The editorial “Time for compromise on balance billing” endorses a benchmark payment rate to curb the practice of surprise billing. If passed, such legislation will squeeze hospital emergency departments to a dangerous level.
In an emergency, patients don’t question whether their physician is “in-network” or “out-of-network,” and they shouldn’t. The Emergency Medical Treatment and Active Labor Act ensures that patients receive appropriate medical screenings and stabilization in an emergency department, regardless of ability to pay. This unfunded mandate of emergency providers and hospitals is unique to the ED setting, and does not apply to other outpatient clinics and medical offices.

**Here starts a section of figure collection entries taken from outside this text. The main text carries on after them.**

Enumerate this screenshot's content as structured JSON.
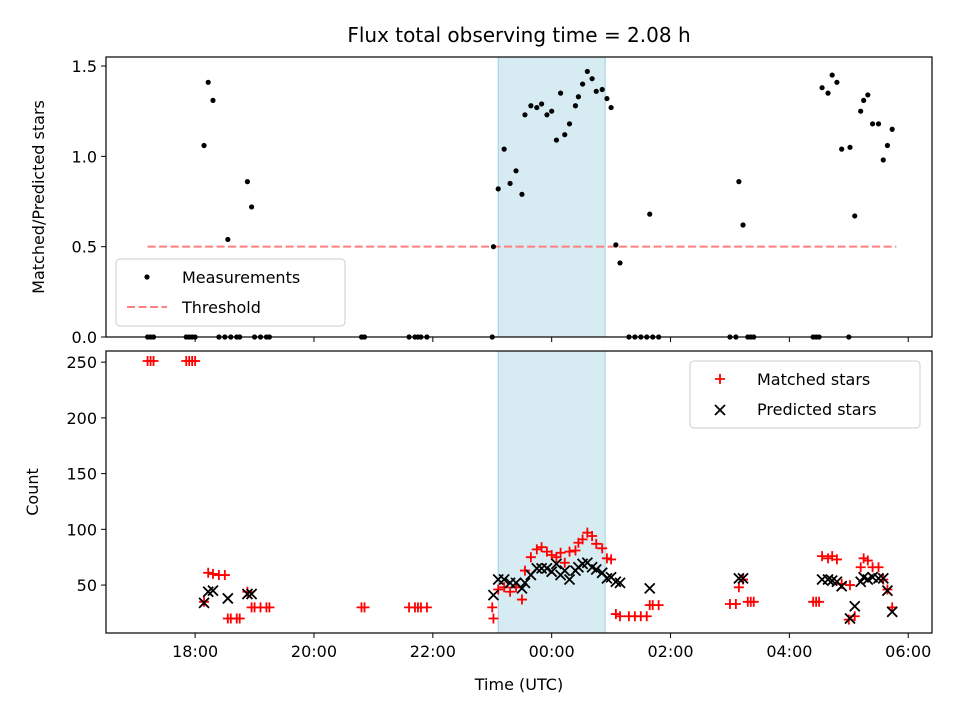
{
  "title": "Flux total observing time = 2.08 h",
  "chart_data": [
    {
      "type": "scatter",
      "name": "matched-ratio",
      "ylabel": "Matched/Predicted stars",
      "xlim_hours": [
        16.5,
        6.4
      ],
      "ylim": [
        0,
        1.55
      ],
      "yticks": [
        0,
        0.5,
        1,
        1.5
      ],
      "ytick_labels": [
        "0.0",
        "0.5",
        "1.0",
        "1.5"
      ],
      "highlight_span_hours": [
        23.1,
        0.9
      ],
      "threshold": {
        "label": "Threshold",
        "value": 0.5,
        "x_range_hours": [
          17.2,
          5.8
        ],
        "color": "#ff7f7f"
      },
      "legend": [
        {
          "label": "Measurements",
          "marker": "dot"
        },
        {
          "label": "Threshold",
          "marker": "dashed"
        }
      ],
      "series": [
        {
          "name": "Measurements",
          "color": "#000000",
          "points": [
            [
              17.2,
              0
            ],
            [
              17.25,
              0
            ],
            [
              17.3,
              0
            ],
            [
              17.85,
              0
            ],
            [
              17.9,
              0
            ],
            [
              17.95,
              0
            ],
            [
              18.0,
              0
            ],
            [
              18.15,
              1.06
            ],
            [
              18.22,
              1.41
            ],
            [
              18.3,
              1.31
            ],
            [
              18.4,
              0
            ],
            [
              18.5,
              0
            ],
            [
              18.55,
              0.54
            ],
            [
              18.6,
              0
            ],
            [
              18.7,
              0
            ],
            [
              18.75,
              0
            ],
            [
              18.88,
              0.86
            ],
            [
              18.95,
              0.72
            ],
            [
              19.0,
              0
            ],
            [
              19.1,
              0
            ],
            [
              19.2,
              0
            ],
            [
              19.25,
              0
            ],
            [
              20.8,
              0
            ],
            [
              20.85,
              0
            ],
            [
              21.6,
              0
            ],
            [
              21.7,
              0
            ],
            [
              21.75,
              0
            ],
            [
              21.8,
              0
            ],
            [
              21.9,
              0
            ],
            [
              23.0,
              0
            ],
            [
              23.02,
              0.5
            ],
            [
              23.1,
              0.82
            ],
            [
              23.2,
              1.04
            ],
            [
              23.3,
              0.85
            ],
            [
              23.4,
              0.92
            ],
            [
              23.5,
              0.79
            ],
            [
              23.55,
              1.23
            ],
            [
              23.65,
              1.28
            ],
            [
              23.75,
              1.27
            ],
            [
              23.83,
              1.29
            ],
            [
              23.92,
              1.23
            ],
            [
              24.0,
              1.25
            ],
            [
              24.08,
              1.09
            ],
            [
              24.15,
              1.35
            ],
            [
              24.22,
              1.12
            ],
            [
              24.3,
              1.18
            ],
            [
              24.4,
              1.28
            ],
            [
              24.45,
              1.33
            ],
            [
              24.52,
              1.4
            ],
            [
              24.6,
              1.47
            ],
            [
              24.68,
              1.43
            ],
            [
              24.75,
              1.36
            ],
            [
              24.85,
              1.37
            ],
            [
              24.93,
              1.32
            ],
            [
              25.0,
              1.27
            ],
            [
              25.08,
              0.51
            ],
            [
              25.15,
              0.41
            ],
            [
              25.3,
              0
            ],
            [
              25.4,
              0
            ],
            [
              25.5,
              0
            ],
            [
              25.6,
              0
            ],
            [
              25.65,
              0.68
            ],
            [
              25.7,
              0
            ],
            [
              25.8,
              0
            ],
            [
              27.0,
              0
            ],
            [
              27.1,
              0
            ],
            [
              27.15,
              0.86
            ],
            [
              27.22,
              0.62
            ],
            [
              27.3,
              0
            ],
            [
              27.35,
              0
            ],
            [
              27.4,
              0
            ],
            [
              28.4,
              0
            ],
            [
              28.45,
              0
            ],
            [
              28.5,
              0
            ],
            [
              28.55,
              1.38
            ],
            [
              28.65,
              1.35
            ],
            [
              28.72,
              1.45
            ],
            [
              28.8,
              1.41
            ],
            [
              28.88,
              1.04
            ],
            [
              29.0,
              0
            ],
            [
              29.02,
              1.05
            ],
            [
              29.1,
              0.67
            ],
            [
              29.2,
              1.25
            ],
            [
              29.25,
              1.31
            ],
            [
              29.32,
              1.34
            ],
            [
              29.4,
              1.18
            ],
            [
              29.5,
              1.18
            ],
            [
              29.58,
              0.98
            ],
            [
              29.65,
              1.06
            ],
            [
              29.73,
              1.15
            ]
          ]
        }
      ]
    },
    {
      "type": "scatter",
      "name": "star-counts",
      "xlabel": "Time (UTC)",
      "ylabel": "Count",
      "xlim_hours": [
        16.5,
        6.4
      ],
      "ylim": [
        7,
        260
      ],
      "yticks": [
        50,
        100,
        150,
        200,
        250
      ],
      "ytick_labels": [
        "50",
        "100",
        "150",
        "200",
        "250"
      ],
      "xticks_hours": [
        18,
        20,
        22,
        0,
        2,
        4,
        6
      ],
      "xtick_labels": [
        "18:00",
        "20:00",
        "22:00",
        "00:00",
        "02:00",
        "04:00",
        "06:00"
      ],
      "highlight_span_hours": [
        23.1,
        0.9
      ],
      "legend": [
        {
          "label": "Matched stars",
          "marker": "plus",
          "color": "#ff0000"
        },
        {
          "label": "Predicted stars",
          "marker": "x",
          "color": "#000000"
        }
      ],
      "series": [
        {
          "name": "Matched stars",
          "color": "#ff0000",
          "points": [
            [
              17.2,
              251
            ],
            [
              17.25,
              251
            ],
            [
              17.3,
              251
            ],
            [
              17.85,
              251
            ],
            [
              17.9,
              251
            ],
            [
              17.95,
              251
            ],
            [
              18.0,
              251
            ],
            [
              18.15,
              35
            ],
            [
              18.22,
              61
            ],
            [
              18.3,
              60
            ],
            [
              18.4,
              59
            ],
            [
              18.5,
              59
            ],
            [
              18.55,
              20
            ],
            [
              18.6,
              20
            ],
            [
              18.7,
              20
            ],
            [
              18.75,
              20
            ],
            [
              18.88,
              44
            ],
            [
              18.95,
              30
            ],
            [
              19.0,
              30
            ],
            [
              19.1,
              30
            ],
            [
              19.2,
              30
            ],
            [
              19.25,
              30
            ],
            [
              20.8,
              30
            ],
            [
              20.85,
              30
            ],
            [
              21.6,
              30
            ],
            [
              21.7,
              30
            ],
            [
              21.75,
              30
            ],
            [
              21.8,
              30
            ],
            [
              21.9,
              30
            ],
            [
              23.0,
              30
            ],
            [
              23.02,
              20
            ],
            [
              23.1,
              46
            ],
            [
              23.2,
              48
            ],
            [
              23.3,
              44
            ],
            [
              23.4,
              48
            ],
            [
              23.5,
              37
            ],
            [
              23.55,
              63
            ],
            [
              23.65,
              75
            ],
            [
              23.75,
              82
            ],
            [
              23.83,
              84
            ],
            [
              23.92,
              80
            ],
            [
              24.0,
              77
            ],
            [
              24.08,
              75
            ],
            [
              24.15,
              79
            ],
            [
              24.22,
              70
            ],
            [
              24.3,
              80
            ],
            [
              24.4,
              81
            ],
            [
              24.45,
              88
            ],
            [
              24.52,
              91
            ],
            [
              24.6,
              97
            ],
            [
              24.68,
              94
            ],
            [
              24.75,
              87
            ],
            [
              24.85,
              83
            ],
            [
              24.93,
              74
            ],
            [
              25.0,
              73
            ],
            [
              25.08,
              24
            ],
            [
              25.15,
              22
            ],
            [
              25.3,
              22
            ],
            [
              25.4,
              22
            ],
            [
              25.5,
              22
            ],
            [
              25.6,
              22
            ],
            [
              25.65,
              32
            ],
            [
              25.7,
              32
            ],
            [
              25.8,
              32
            ],
            [
              27.0,
              33
            ],
            [
              27.1,
              33
            ],
            [
              27.15,
              48
            ],
            [
              27.22,
              55
            ],
            [
              27.3,
              35
            ],
            [
              27.35,
              35
            ],
            [
              27.4,
              35
            ],
            [
              28.4,
              35
            ],
            [
              28.45,
              35
            ],
            [
              28.5,
              35
            ],
            [
              28.55,
              76
            ],
            [
              28.65,
              74
            ],
            [
              28.72,
              76
            ],
            [
              28.8,
              73
            ],
            [
              28.88,
              51
            ],
            [
              29.0,
              19
            ],
            [
              29.02,
              50
            ],
            [
              29.1,
              22
            ],
            [
              29.2,
              66
            ],
            [
              29.25,
              74
            ],
            [
              29.32,
              72
            ],
            [
              29.4,
              66
            ],
            [
              29.5,
              66
            ],
            [
              29.58,
              55
            ],
            [
              29.65,
              46
            ],
            [
              29.73,
              30
            ]
          ]
        },
        {
          "name": "Predicted stars",
          "color": "#000000",
          "points": [
            [
              18.15,
              34
            ],
            [
              18.22,
              44
            ],
            [
              18.3,
              45
            ],
            [
              18.55,
              38
            ],
            [
              18.88,
              42
            ],
            [
              18.95,
              42
            ],
            [
              23.02,
              41
            ],
            [
              23.1,
              55
            ],
            [
              23.2,
              55
            ],
            [
              23.3,
              52
            ],
            [
              23.4,
              52
            ],
            [
              23.5,
              47
            ],
            [
              23.55,
              52
            ],
            [
              23.65,
              59
            ],
            [
              23.75,
              65
            ],
            [
              23.83,
              65
            ],
            [
              23.92,
              65
            ],
            [
              24.0,
              62
            ],
            [
              24.08,
              69
            ],
            [
              24.15,
              59
            ],
            [
              24.22,
              63
            ],
            [
              24.3,
              55
            ],
            [
              24.4,
              63
            ],
            [
              24.45,
              66
            ],
            [
              24.52,
              69
            ],
            [
              24.6,
              70
            ],
            [
              24.68,
              66
            ],
            [
              24.75,
              64
            ],
            [
              24.85,
              61
            ],
            [
              24.93,
              56
            ],
            [
              25.0,
              57
            ],
            [
              25.08,
              53
            ],
            [
              25.15,
              52
            ],
            [
              25.65,
              47
            ],
            [
              27.15,
              56
            ],
            [
              27.22,
              56
            ],
            [
              28.55,
              55
            ],
            [
              28.65,
              55
            ],
            [
              28.72,
              54
            ],
            [
              28.8,
              53
            ],
            [
              28.88,
              49
            ],
            [
              29.02,
              20
            ],
            [
              29.1,
              31
            ],
            [
              29.2,
              53
            ],
            [
              29.25,
              57
            ],
            [
              29.32,
              55
            ],
            [
              29.4,
              57
            ],
            [
              29.5,
              56
            ],
            [
              29.58,
              56
            ],
            [
              29.65,
              45
            ],
            [
              29.73,
              26
            ]
          ]
        }
      ]
    }
  ]
}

Emergency physicians and hospitals understand that some treatment will go uncompensated. It’s part of the business of ethically providing care to all emergency department patients, and a natural consequence of the unfunded EMTALA mandate.
But the financial burden is real. Hospitals have provided an excess of $660 billion of uncompensated care over the past 20 years, according to the American Hospital Association, absorbing a notable payment gap between cost of care rendered and payments received.
Rather than projections, a real-life example of a better solution to surprise billing is an arbitration system that has been in effect in New York state since 2015. Contrary to claims that arbitration will balloon spending, the New York State Department of Financial Services reported that the surprise billing law has saved consumers over $400 million between March of 2015 and the close of 2018. Furthermore, out-of-network billing was reduced by 34%.